Грек потупился под жестким взглядом центуриона и кивнул:
— Я сделаю все, что в моих силах.
— Так-то лучше, — осклабился Макрон, выпуская наварха. — Может, и мы сумеем чем-то помочь?
Моряк нервно глотнул.
— Если вы не против, не путайтесь под ногами.
Глаза Макрона сузились.
— И только?
— Можете привязать себя к мачте или к чему-нибудь еще, чтобы волна не смыла за борт.
— Хорошо.
Повернувшись к нему спиной, наварх начал раздавать приказания экипажу; моряки принялись распускать рифы[6] на громадном главном парусе. Кормчий у руля, напрягаясь, разворачивал «Гора» носом к закату.
— Что он делает? — возмутился Семпроний. — Этот дурак поворачивает корабль носом к волне.
Катон кивнул.
— Разумная мера. Нос — самая крепкая часть корабля. Встретив волну носом, мы можем пробить ее, если корабль не сумеет вскарабкаться на нее.
Семпроний посмотрел на него.
— Надеюсь, что ты прав. Ради себя самого, ради меня и ради всех нас.
Как только сенатор умолк, Катон подумал о Юлии и, заторопившись к каютам, окликнул Макрона:
— Привяжись к мачте, и сенатора тоже привяжи.
— А ты куда?
— За Юлией и Джесмией. На палубе безопаснее.
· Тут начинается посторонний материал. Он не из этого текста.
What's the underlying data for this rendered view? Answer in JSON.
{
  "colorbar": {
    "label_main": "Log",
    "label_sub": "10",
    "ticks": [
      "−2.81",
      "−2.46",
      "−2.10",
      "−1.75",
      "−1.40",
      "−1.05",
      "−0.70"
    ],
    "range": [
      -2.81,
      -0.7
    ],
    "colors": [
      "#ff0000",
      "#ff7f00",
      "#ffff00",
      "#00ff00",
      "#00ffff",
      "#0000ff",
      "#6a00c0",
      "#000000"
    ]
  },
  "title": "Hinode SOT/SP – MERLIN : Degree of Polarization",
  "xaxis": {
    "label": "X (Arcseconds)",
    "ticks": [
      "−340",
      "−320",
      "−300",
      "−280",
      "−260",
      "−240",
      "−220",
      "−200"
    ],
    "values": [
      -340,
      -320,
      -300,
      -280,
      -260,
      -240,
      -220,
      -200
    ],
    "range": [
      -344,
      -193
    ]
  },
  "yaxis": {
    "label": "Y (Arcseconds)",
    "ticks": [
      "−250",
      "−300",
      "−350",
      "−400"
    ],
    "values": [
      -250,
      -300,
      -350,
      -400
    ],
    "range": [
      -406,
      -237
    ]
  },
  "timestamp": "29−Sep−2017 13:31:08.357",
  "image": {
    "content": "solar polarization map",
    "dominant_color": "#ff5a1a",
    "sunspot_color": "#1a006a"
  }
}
Тот кивнул и снова посмотрел на горизонт; волна теперь была видна более отчетливо: огромной полосой она уходила в море, в то время как другой конец ее в облаке водяной пыли разбивался о берег.
— Торопись, Катон!
Молодой человек пробежал по палубе и по короткому трапу соскочил вниз в пассажирское отделение, узкие каютки которого вмещали тех, кто заплатил внушительную сумму за плавание до самого Рима. Отбросив в сторону грубое полотно, которым был завешен вход в каюту Юлии, он засунул голову внутрь. Девушка сидела на палубе, обнимая Джесмию.
— Катон! В чем дело?
— Нет времени объяснять.
Шагнув вперед, молодой человек рывком поднял девушку на ноги. Джесмия встала рядом, глаза ее были полны ужаса.
— Господин Катон, — губы ее дрожали, — я слышала, как кто-то сказал, что там наверху чудовище.
— Никакого чудовища нет, — отрезал центурион, выталкивая обеих из каютки и направляя их вверх по трапу. — Просто надо как можно быстрее подняться на палубу.
Юлия, оступаясь, поднималась по трапу.
— Но зачем? Что происходит?
Бросив короткий взгляд на Джесмию, Катон ответил:
— Доверься мне и делай так, как я скажу…
На палубе уже царили хаос и ужас. Макрон только что привязал сенатора к мачте и поспешными движениями завязывал веревку на себе. Вокруг прочие пассажиры и экипаж старательно привязывали себя к чему-либо прочному. Наварх присоединился к кормчему на его небольшой палубе; оба они крепко держали рулевое весло, вперив мрачные взоры в набегающую волну.
Джесмия в ужасе огляделась и замерла на месте.
Катон схватил ее за руку и потащил к мачте.
— Живо, девчонка! Времени в обрез.
Оказавшись возле Макрона и Семпрония, он толкнул обеих девушек на палубу и схватил конец веревки, которой его товарищ привязал себя к мачте. Посмотрев вверх, заметил, что мчавшаяся с невероятной скоростью вдоль берега волна уже совсем рядом.
— Поднимите руки! — крикнул Катон девушкам.
Охватив веревкой их тела, он перевязал ею мачту, а конец закрепил на петле вокруг тела Макрона.
— А как ты сам, парень? — встревожился, глянув на него, Макрон.
— Нужен еще кусок каната.
Катон распрямился и огляделся. Ни единой свободной веревки уже не было видно — всё расхватали. И тут взор его упал за борт корабля: шагах в пятидесяти посреди моря из воды вынырнула влажная глыба… следом, прямо на глазах Катона выступали все новые и новые камни. Казалось, что ближе к берегу волна всосала в себя всю воду, обнажив рифы и даже корпус разбитого старого корабля. Зрелище это на какое-то время поглотило все его внимание, но тут полный ужаса вопль одного из моряков заставил его перевести взгляд на волну. Теперь ее могли видеть все, кто находился на палубе. Огромное темное чудовище, непрозрачное, стеклянистое, увенчанное пенным гребнем, накатывало на корабль. Перед нею в последних лучах заката на мгновение блеснули белые крылышки чайки, после чего птица полностью исчезла в тени волны.